Demirtaş'ın tutuklu olmasının "çoğulculuğu bastırma ve demokratik toplum kavramının özünde yer alan siyasi tartışma özgürlüğünü sınırlama yönünde ağır basan bir amaç izlediğinin her türlü makul şüphenin ötesinde tespit edildiği" sonucuna varan AİHM, Sözleşme'nin "haklara getirilen kısıtlamaların sınırlandırılması"yla ilgili 18'inci maddesinin ihlaline de hükmetti. Demirtaş'ın tutukluluk halinin devamının, uğradığı hak ihlalini sürdüreceğini, bunun da Türkiye'nin AİHM kararlarına uyma yükümlülüğünü ihlal edeceğini belirtip, "derhal serbest bırakılmasını" kararlaştırdı.

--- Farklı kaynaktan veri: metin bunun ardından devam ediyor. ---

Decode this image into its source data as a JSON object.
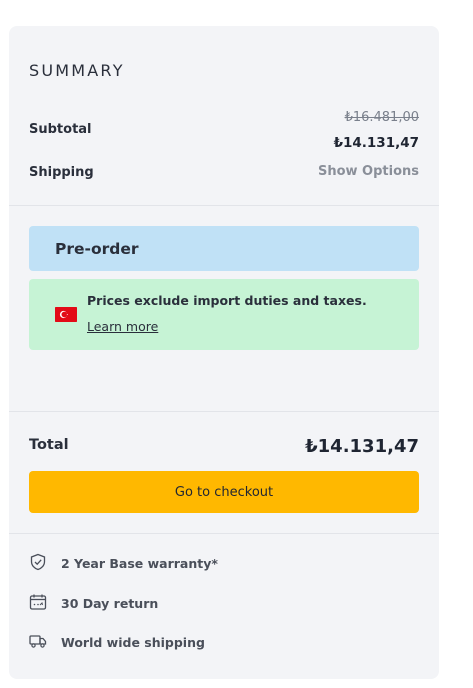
{
  "summary": {
    "title": "SUMMARY",
    "subtotal_label": "Subtotal",
    "subtotal_original": "₺16.481,00",
    "subtotal_price": "₺14.131,47",
    "shipping_label": "Shipping",
    "shipping_action": "Show Options"
  },
  "preorder": {
    "label": "Pre-order"
  },
  "notice": {
    "text": "Prices exclude import duties and taxes.",
    "link": "Learn more",
    "flag_icon": "turkey-flag-icon"
  },
  "total": {
    "label": "Total",
    "value": "₺14.131,47",
    "checkout_label": "Go to checkout"
  },
  "benefits": [
    {
      "icon": "shield-check-icon",
      "label": "2 Year Base warranty*"
    },
    {
      "icon": "calendar-return-icon",
      "label": "30 Day return"
    },
    {
      "icon": "truck-icon",
      "label": "World wide shipping"
    }
  ],
  "colors": {
    "card_bg": "#f3f4f7",
    "preorder_bg": "#c0e1f6",
    "notice_bg": "#c6f3d5",
    "checkout_bg": "#ffb800",
    "flag_red": "#e30a17"
  }
}
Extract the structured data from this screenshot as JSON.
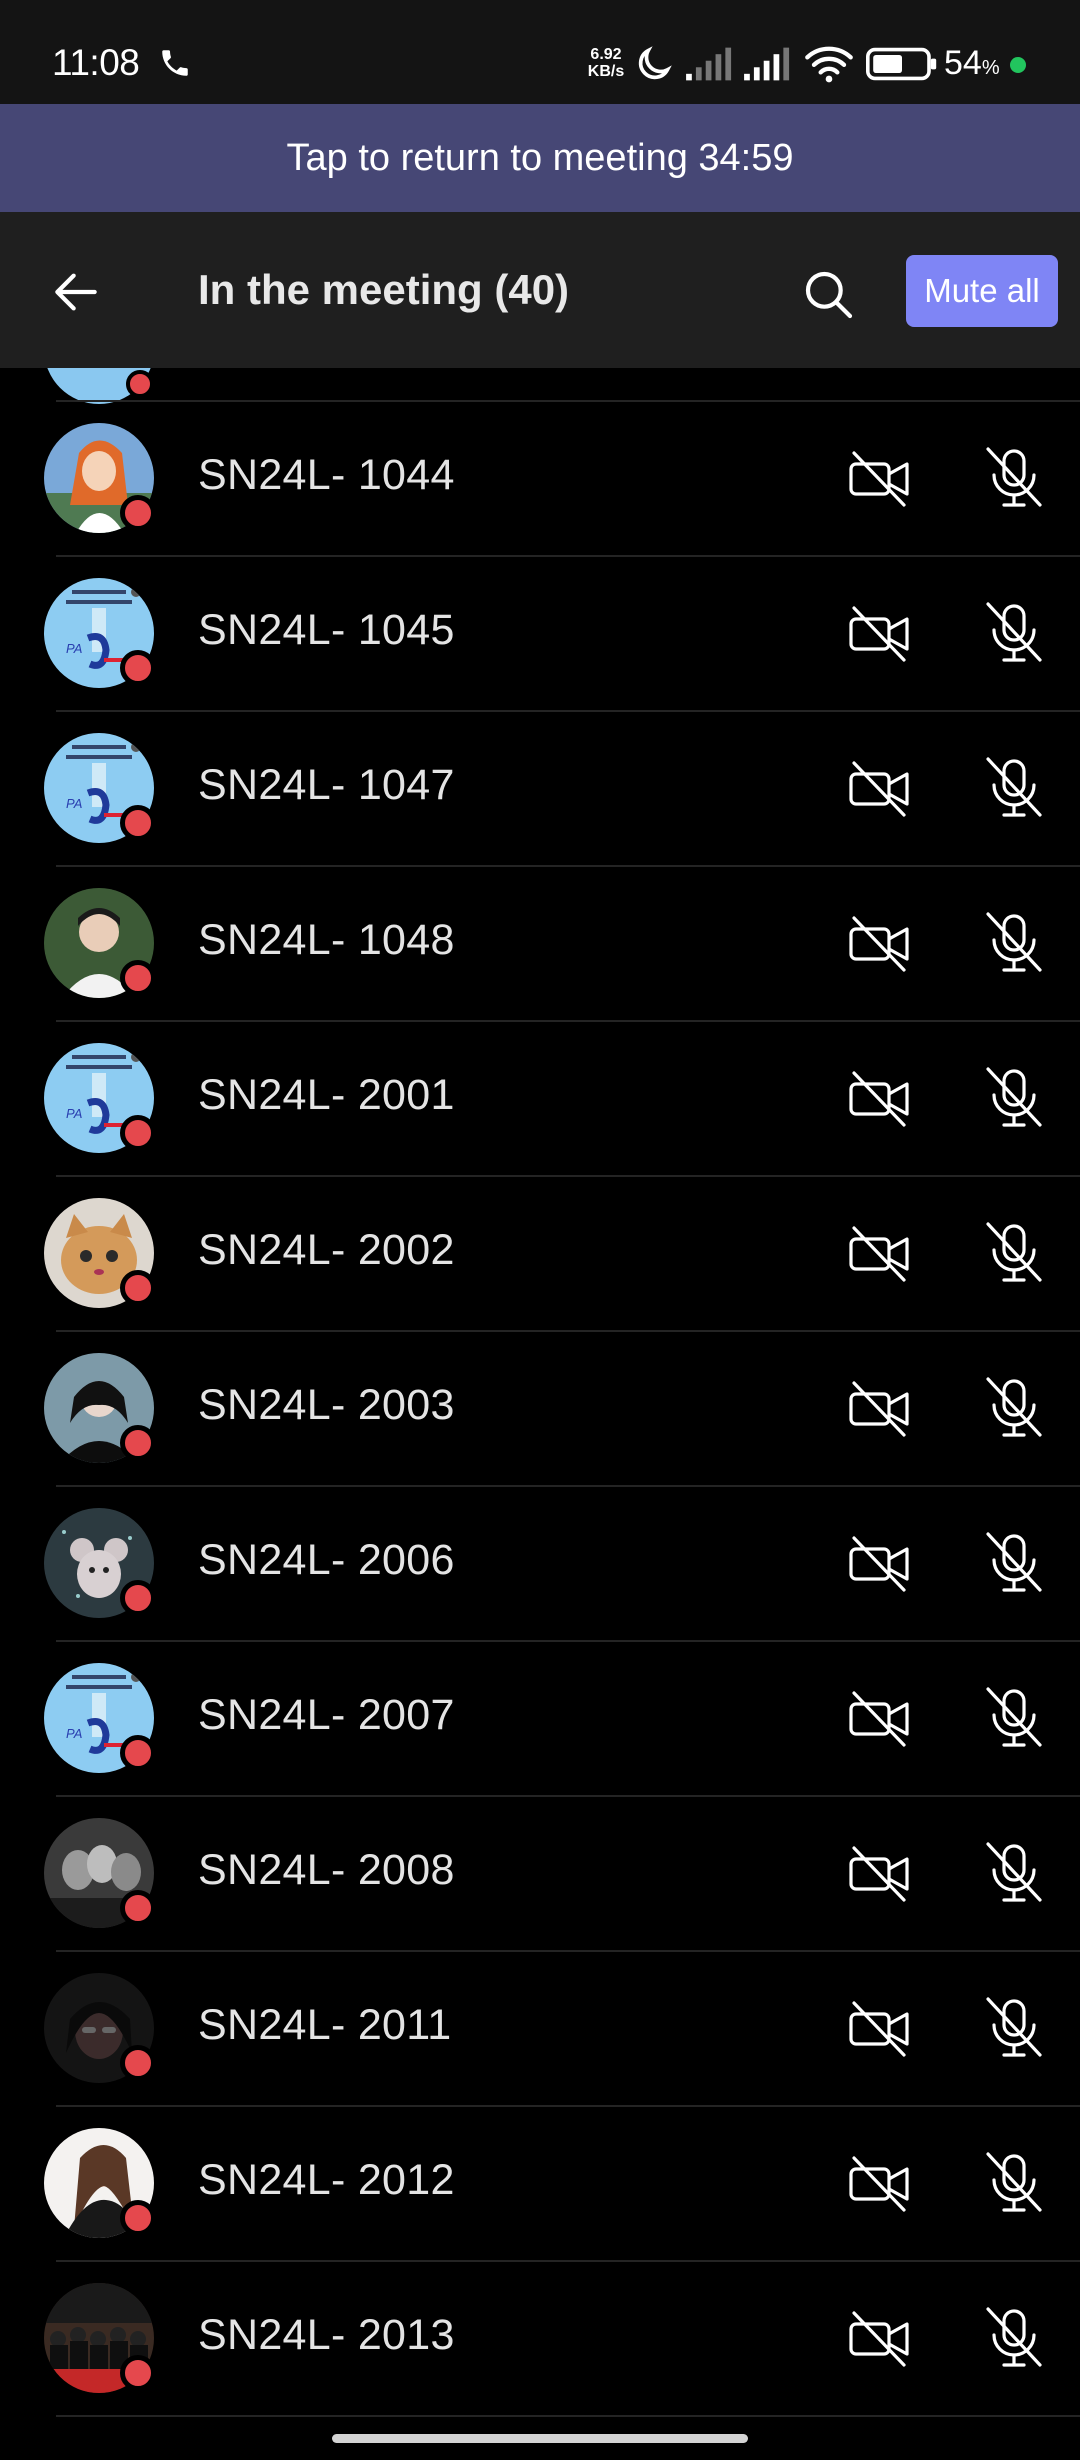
{
  "status_bar": {
    "time": "11:08",
    "net_speed_value": "6.92",
    "net_speed_unit": "KB/s",
    "battery_percent": "54",
    "battery_symbol": "%",
    "icons": [
      "phone-icon",
      "moon-icon",
      "signal-icon",
      "signal-icon",
      "wifi-icon",
      "battery-icon"
    ]
  },
  "banner": {
    "text": "Tap to return to meeting 34:59"
  },
  "header": {
    "title": "In the meeting (40)",
    "mute_all_label": "Mute all"
  },
  "colors": {
    "banner_bg": "#464775",
    "header_bg": "#1f1f1f",
    "accent": "#7f85f5",
    "presence_busy": "#e5484d"
  },
  "participants": [
    {
      "name": "SN24L- 1044",
      "avatar": "anime-girl"
    },
    {
      "name": "SN24L- 1045",
      "avatar": "school-logo"
    },
    {
      "name": "SN24L- 1047",
      "avatar": "school-logo"
    },
    {
      "name": "SN24L- 1048",
      "avatar": "photo-person"
    },
    {
      "name": "SN24L- 2001",
      "avatar": "school-logo"
    },
    {
      "name": "SN24L- 2002",
      "avatar": "kitten"
    },
    {
      "name": "SN24L- 2003",
      "avatar": "photo-person-dark"
    },
    {
      "name": "SN24L- 2006",
      "avatar": "mouse-toy"
    },
    {
      "name": "SN24L- 2007",
      "avatar": "school-logo"
    },
    {
      "name": "SN24L- 2008",
      "avatar": "photo-group-bw"
    },
    {
      "name": "SN24L- 2011",
      "avatar": "photo-dark-person"
    },
    {
      "name": "SN24L- 2012",
      "avatar": "photo-woman"
    },
    {
      "name": "SN24L- 2013",
      "avatar": "photo-crowd"
    }
  ]
}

Türkiye AİHM kararlarına neden uymak zorunda?
AİHM kararlarının bağlayıcılığı var. Türkiye Avrupa İnsan Hakları Sözleşmesi’nin bir tarafı. Taraf olmak için de Avrupa Konseyi ve İnsan Hakları Mahkemesi’nin yetkisini kabul ediyor, idarenin kararlarına uymayı taaddüt ediyor.
Ayrıca Anayasa’nın 90’ıncı maddesinin son fıkrasına göre de bu kararların bağlayıcılığı var. Bu fıkra temel hak ve özgürlükler söz konusunda, uluslararası sözleşmelerin daha öncelikli kabul edileceğini söylüyor.

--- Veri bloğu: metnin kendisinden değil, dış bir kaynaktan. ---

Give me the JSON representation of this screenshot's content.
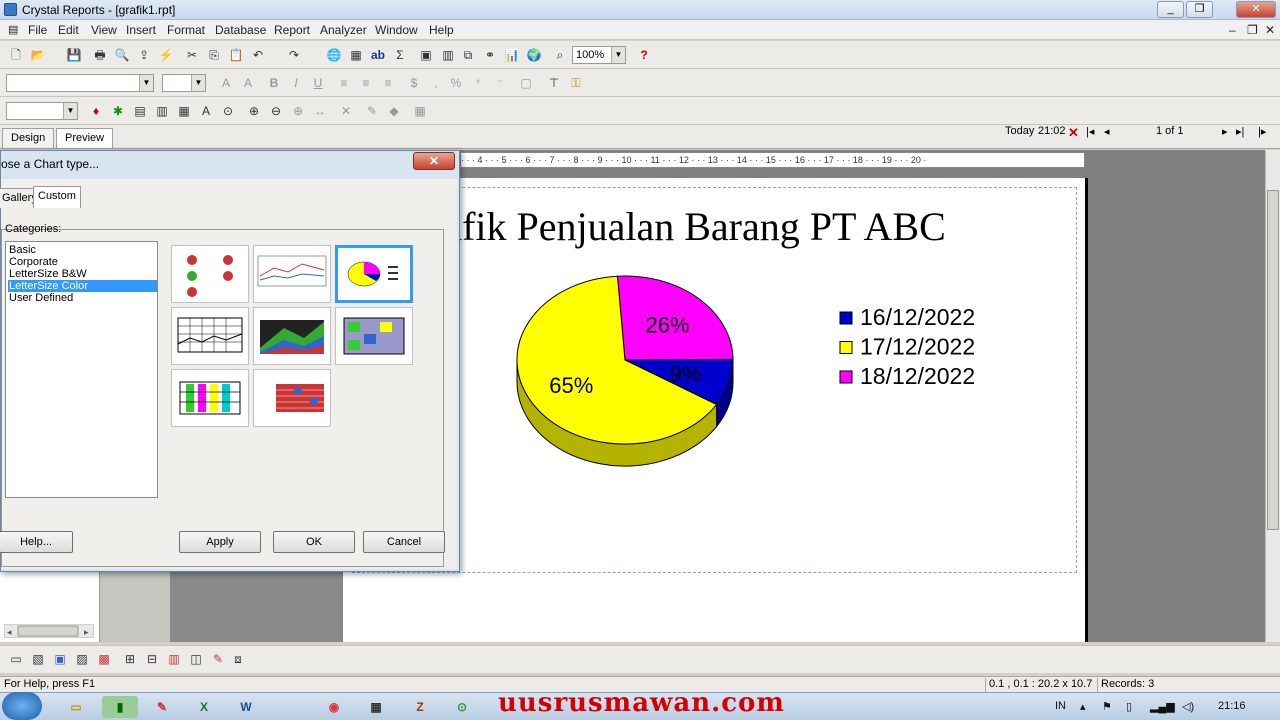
{
  "window": {
    "title": "Crystal Reports - [grafik1.rpt]",
    "min": "_",
    "restore": "❐",
    "close": "✕"
  },
  "menu": [
    "File",
    "Edit",
    "View",
    "Insert",
    "Format",
    "Database",
    "Report",
    "Analyzer",
    "Window",
    "Help"
  ],
  "toolbar": {
    "zoom": "100%"
  },
  "tabs": {
    "design": "Design",
    "preview": "Preview"
  },
  "nav": {
    "today_label": "Today",
    "time": "21:02",
    "pages": "1 of 1"
  },
  "ruler": "· · · 4 · · · 5 · · · 6 · · · 7 · · · 8 · · · 9 · · · 10 · · · 11 · · · 12 · · · 13 · · · 14 · · · 15 · · · 16 · · · 17 · · · 18 · · · 19 · · · 20 ·",
  "dialog": {
    "title": "ose a Chart type...",
    "tab_gallery": "Gallery",
    "tab_custom": "Custom",
    "categories_label": "Categories:",
    "categories": [
      "Basic",
      "Corporate",
      "LetterSize B&W",
      "LetterSize Color",
      "User Defined"
    ],
    "selected_category": "LetterSize Color",
    "help": "Help...",
    "apply": "Apply",
    "ok": "OK",
    "cancel": "Cancel"
  },
  "chart_data": {
    "type": "pie",
    "title": "rafik Penjualan Barang PT ABC",
    "series": [
      {
        "name": "16/12/2022",
        "value": 9,
        "label": "9%",
        "color": "#0000cc"
      },
      {
        "name": "17/12/2022",
        "value": 65,
        "label": "65%",
        "color": "#ffff00"
      },
      {
        "name": "18/12/2022",
        "value": 26,
        "label": "26%",
        "color": "#ff00ff"
      }
    ],
    "legend": "right"
  },
  "status": {
    "help": "For Help, press F1",
    "coords": "0.1 , 0.1 : 20.2 x 10.7",
    "records": "Records: 3"
  },
  "taskbar": {
    "watermark": "uusrusmawan.com",
    "lang": "IN",
    "time": "21:16"
  }
}
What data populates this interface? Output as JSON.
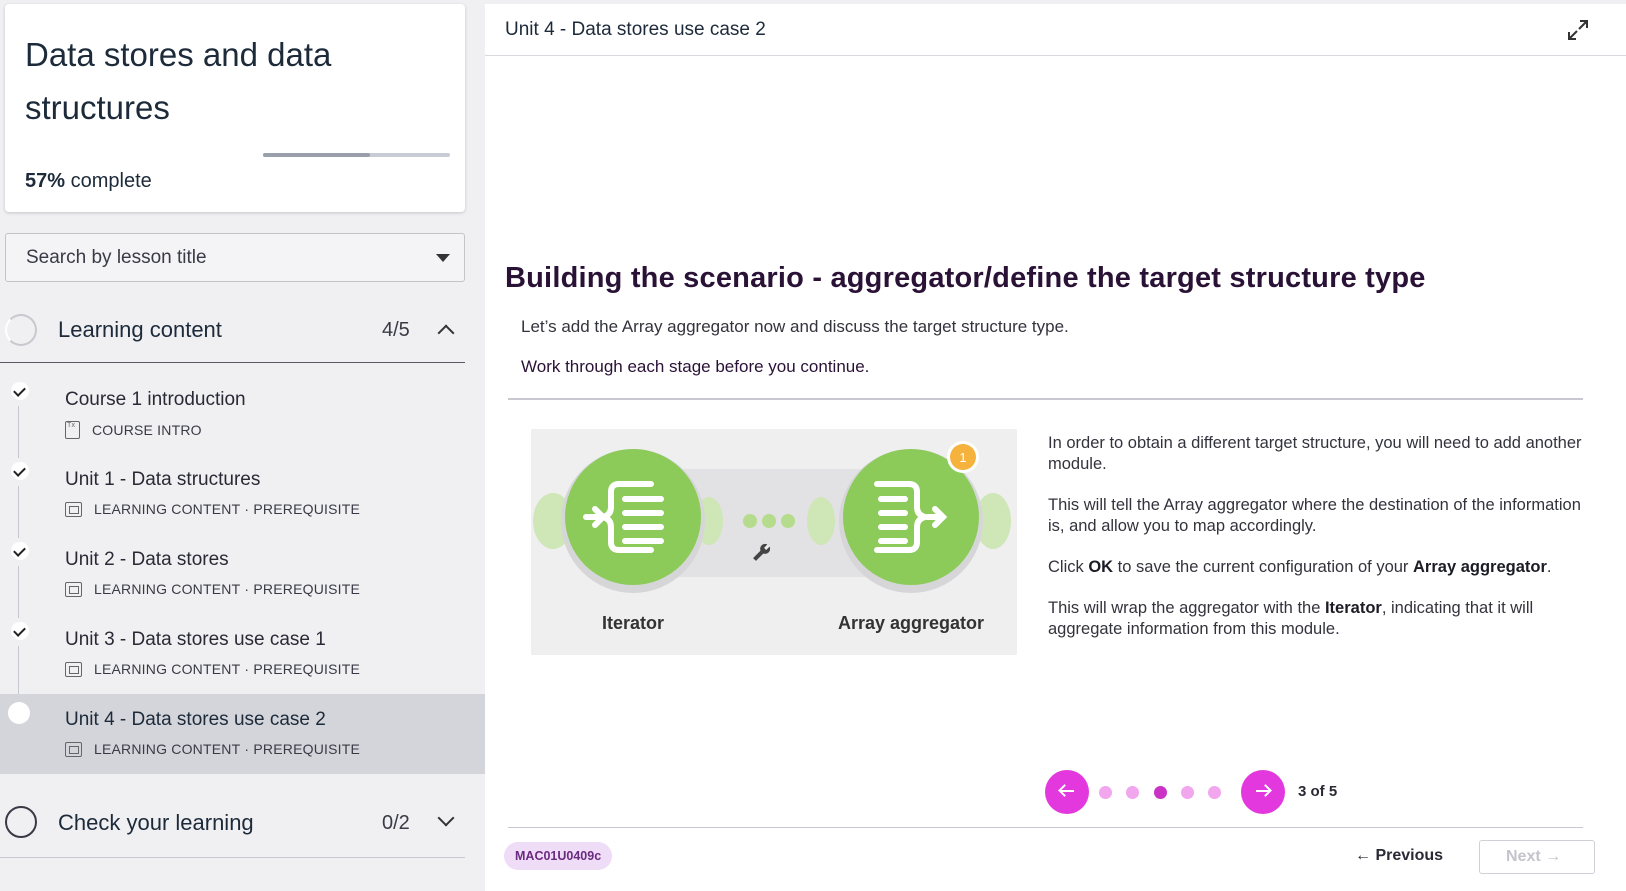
{
  "course": {
    "title": "Data stores and data structures",
    "progress_percent": 57,
    "progress_bold": "57%",
    "progress_suffix": "complete"
  },
  "search": {
    "placeholder": "Search by lesson title"
  },
  "sections": [
    {
      "label": "Learning content",
      "count": "4/5",
      "expanded": true
    },
    {
      "label": "Check your learning",
      "count": "0/2",
      "expanded": false
    }
  ],
  "lessons": [
    {
      "title": "Course 1 introduction",
      "type": "COURSE INTRO",
      "tag": "",
      "done": true
    },
    {
      "title": "Unit 1 - Data structures",
      "type": "LEARNING CONTENT",
      "tag": "PREREQUISITE",
      "done": true
    },
    {
      "title": "Unit 2 - Data stores",
      "type": "LEARNING CONTENT",
      "tag": "PREREQUISITE",
      "done": true
    },
    {
      "title": "Unit 3 - Data stores use case 1",
      "type": "LEARNING CONTENT",
      "tag": "PREREQUISITE",
      "done": true
    },
    {
      "title": "Unit 4 - Data stores use case 2",
      "type": "LEARNING CONTENT",
      "tag": "PREREQUISITE",
      "done": false,
      "active": true
    }
  ],
  "meta_sep": "·",
  "main": {
    "unit_title": "Unit 4 - Data stores use case 2",
    "heading": "Building the scenario - aggregator/define the target structure type",
    "intro": "Let’s add the Array aggregator now and discuss the target structure type.",
    "instruction": "Work through each stage before you continue.",
    "diagram": {
      "left_label": "Iterator",
      "right_label": "Array aggregator",
      "badge": "1"
    },
    "paragraphs": {
      "p1": "In order to obtain a different target structure, you will need to add another module.",
      "p2": "This will tell the Array aggregator where the destination of the information is, and allow you to map accordingly.",
      "p3a": "Click ",
      "p3b": "OK",
      "p3c": " to save the current configuration of your ",
      "p3d": "Array aggregator",
      "p3e": ".",
      "p4a": "This will wrap the aggregator with the ",
      "p4b": "Iterator",
      "p4c": ", indicating that it will aggregate information from this module."
    },
    "pager": {
      "current": 3,
      "total": 5,
      "label": "3 of 5"
    },
    "code": "MAC01U0409c",
    "previous_label": "← Previous",
    "next_label": "Next →"
  },
  "colors": {
    "accent": "#e238dd",
    "module_green": "#8ccb5a",
    "heading": "#2a1236",
    "badge_bg": "#efdcf6"
  }
}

AİHS’nin ‘kararların bağlayıcılığını ve infazı’ başlıklı 46’ıncı maddesine göre 22 Aralık’ta Büyük Daire’den çıkan bu karar, saat 17.00’da AİHM’nin internet sitesinde yayınlanmasıyla birlikte bütün kurumlar için, herkes için kesin ve bağlayıcı bir hale geldi.
Dolayısıyla Türkiye’nin "bunu uygulamıyorum" demek gibi bir şansı yok. Karar Türkiye’nin bu sözleşmeye taraf olması sebebiyle bağlayıcı ve mutlak suretle uygulamak zorunda. Tartışmaya açık bir konu değil.